0 Des magistrats chargés de ce qui concerne l'intérêt
général et les affaires judiciaires entre
citoyens, «fonction la plus
nécessaire» : juges.
0 Des instances religieuses (« de première importance » : prêtres.
Cette liste (VII Pol 8) n'est pas exhaustive, mais elle
montre que l'existence et l'entente de catégories hétérogènes de personnes sont
nécessaires pour qu'un bien commun puisse se produire. Tout le corps, coordonné et uni par les liens des membres qui se
prêtent un secours mutuel et dont chacun opère selon sa mesure d'activité,
grandit et se perfectionne dans la charité. (Eph. IV, 16).
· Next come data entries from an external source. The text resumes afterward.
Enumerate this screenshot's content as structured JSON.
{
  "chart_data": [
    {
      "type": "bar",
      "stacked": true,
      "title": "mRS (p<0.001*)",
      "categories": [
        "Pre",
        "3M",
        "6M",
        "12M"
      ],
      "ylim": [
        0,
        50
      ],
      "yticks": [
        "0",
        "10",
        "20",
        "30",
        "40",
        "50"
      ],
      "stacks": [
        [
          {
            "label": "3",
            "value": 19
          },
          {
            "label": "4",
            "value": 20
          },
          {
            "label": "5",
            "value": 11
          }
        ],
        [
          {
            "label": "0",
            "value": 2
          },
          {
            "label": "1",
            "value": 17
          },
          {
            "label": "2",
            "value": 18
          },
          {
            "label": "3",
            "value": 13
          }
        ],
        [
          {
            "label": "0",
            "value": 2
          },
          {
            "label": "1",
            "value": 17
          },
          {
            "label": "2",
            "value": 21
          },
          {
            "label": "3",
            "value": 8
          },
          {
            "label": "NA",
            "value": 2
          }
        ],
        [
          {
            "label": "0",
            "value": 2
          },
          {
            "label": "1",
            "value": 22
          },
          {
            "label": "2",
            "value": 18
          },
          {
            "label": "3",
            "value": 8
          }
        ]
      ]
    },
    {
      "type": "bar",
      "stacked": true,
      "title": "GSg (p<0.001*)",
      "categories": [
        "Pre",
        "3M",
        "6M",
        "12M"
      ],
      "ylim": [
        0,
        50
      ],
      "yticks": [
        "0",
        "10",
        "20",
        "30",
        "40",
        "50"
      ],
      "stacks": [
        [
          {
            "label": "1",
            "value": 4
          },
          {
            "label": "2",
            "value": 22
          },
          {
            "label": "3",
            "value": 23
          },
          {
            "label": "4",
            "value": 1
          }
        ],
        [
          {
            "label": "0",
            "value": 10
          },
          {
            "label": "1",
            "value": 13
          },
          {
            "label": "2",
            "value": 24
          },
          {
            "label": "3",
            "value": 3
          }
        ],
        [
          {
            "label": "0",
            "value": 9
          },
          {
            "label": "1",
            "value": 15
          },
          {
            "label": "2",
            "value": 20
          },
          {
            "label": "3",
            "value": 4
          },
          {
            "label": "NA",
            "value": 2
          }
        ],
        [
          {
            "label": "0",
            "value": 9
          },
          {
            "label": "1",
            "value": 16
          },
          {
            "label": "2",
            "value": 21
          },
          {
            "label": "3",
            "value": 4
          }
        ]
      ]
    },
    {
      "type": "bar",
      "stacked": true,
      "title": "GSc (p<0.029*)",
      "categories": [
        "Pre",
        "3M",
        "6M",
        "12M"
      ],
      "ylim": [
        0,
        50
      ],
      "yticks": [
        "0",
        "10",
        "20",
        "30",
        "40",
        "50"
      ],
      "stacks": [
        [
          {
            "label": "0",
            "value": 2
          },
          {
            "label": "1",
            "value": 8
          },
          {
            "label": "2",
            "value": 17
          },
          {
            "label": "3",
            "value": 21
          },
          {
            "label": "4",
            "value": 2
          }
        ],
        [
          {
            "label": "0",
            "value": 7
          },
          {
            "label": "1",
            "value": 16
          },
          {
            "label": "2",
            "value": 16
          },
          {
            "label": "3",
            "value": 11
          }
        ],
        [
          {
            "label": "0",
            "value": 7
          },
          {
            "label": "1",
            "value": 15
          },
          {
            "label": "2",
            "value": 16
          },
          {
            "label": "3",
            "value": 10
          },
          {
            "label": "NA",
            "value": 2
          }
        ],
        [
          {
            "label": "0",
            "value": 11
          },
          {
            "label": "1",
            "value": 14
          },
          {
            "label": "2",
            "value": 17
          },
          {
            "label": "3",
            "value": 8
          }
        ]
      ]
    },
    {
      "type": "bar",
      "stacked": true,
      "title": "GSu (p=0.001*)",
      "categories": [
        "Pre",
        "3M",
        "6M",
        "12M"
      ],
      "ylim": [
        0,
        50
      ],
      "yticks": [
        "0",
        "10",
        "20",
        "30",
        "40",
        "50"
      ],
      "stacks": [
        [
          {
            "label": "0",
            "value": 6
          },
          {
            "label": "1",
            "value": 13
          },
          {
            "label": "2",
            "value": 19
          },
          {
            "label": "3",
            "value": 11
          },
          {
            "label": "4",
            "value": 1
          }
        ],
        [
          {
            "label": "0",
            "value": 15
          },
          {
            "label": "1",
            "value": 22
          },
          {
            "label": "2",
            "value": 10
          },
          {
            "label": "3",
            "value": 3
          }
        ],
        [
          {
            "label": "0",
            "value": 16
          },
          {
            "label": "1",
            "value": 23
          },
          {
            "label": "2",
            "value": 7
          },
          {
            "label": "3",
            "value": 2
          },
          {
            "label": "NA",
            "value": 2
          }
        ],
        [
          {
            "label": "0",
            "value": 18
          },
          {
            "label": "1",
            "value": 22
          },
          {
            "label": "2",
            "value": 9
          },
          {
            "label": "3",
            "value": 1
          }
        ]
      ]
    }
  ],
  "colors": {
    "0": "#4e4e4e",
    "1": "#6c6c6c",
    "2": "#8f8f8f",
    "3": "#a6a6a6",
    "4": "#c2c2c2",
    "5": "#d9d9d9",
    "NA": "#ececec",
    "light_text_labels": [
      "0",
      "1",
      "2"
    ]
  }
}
Le retrait d'une seule de ces instances ne peut qu'être
fatal, on le perçoit très visiblement dans les questions sociales. Le refus
égalitaire ou oligarchique de l'hétérogénéité des ordres sociaux est à l'origine
de toutes les constitutions boiteuses évoquées par Aristote dans son deuxième
livre de la Politique.
L'univers ne serait
point parfait, s'il n’y avait dans les êtres qu'un seul degré de bonté (1,
4 7, 2, c). On plafonnerait pour ainsi dire, à un niveau banal de bonté, tout
se réduisant à une même espèce d'être. La
bonté de l'animal ne serait-elle pas détruite si toute partie de son corps
avait la dignité de l'œil? (ibid.) Fort heureusement la nature est
hiérarchisée en divers ordres ascendants, magnifiquement articulés entre eux. A
contrario, dit Cicéron, quand les
Athéniens ne firent plus rien qu'à coup de décisions et de décrets populaires,
leur État avait perdu ce qui faisait sa beauté, puisqu'ils avaient renoncé aux
degrés de dignité qui mettent chacun à sa place. (de Republica 1, 27).
La vraie Cité ne cherche l'intérêt d'aucun ordre
particulier, fût-il noble, riche ou majoritaire, parce qu'avec l'inégalité
naturelle, une égalité de proportion demeure par rapport au tout (1, 47, 2, 2).
Ierusalem quae aedificatur ut Civitas,
cuius participatio in idipsum, chantait David.
Une constitution fausse se base ainsi sur une conception limitée
du Justum politicum.
Le bien politique ne consiste pas enfin à habiter en un seul
lieu, à se marier entre familles, à s'entendre sur le plan commercial, à
contracter des alliances défensives. Toutes ces choses-là sont bien entendu
nécessaires pour qu'une Cité fonctionne, mais elles ne constituent pas à elles
seules une union politique parfaite, parce que tout en contractant des
alliances, les membres gardent les mêmes
relations qu'ils avaient quand ils étaient séparés. (III Pol 9).
L'amitié politique au sens parfait du terme, vise la
totalité des biens, non une partie des conditions nécessaires du bonheur. Elle n'est
pas non plus une simple accumulation de choses, mais une harmonie entre
parties, parce que soustraire aux choses
créées leur ordre est les priver de ce qu'elles ont de meilleur; car chacune en
elle-même est bonne, mais toutes ensemble
elles sont très bonnes, à cause de l'ordre de l'univers. (CG. III, 69).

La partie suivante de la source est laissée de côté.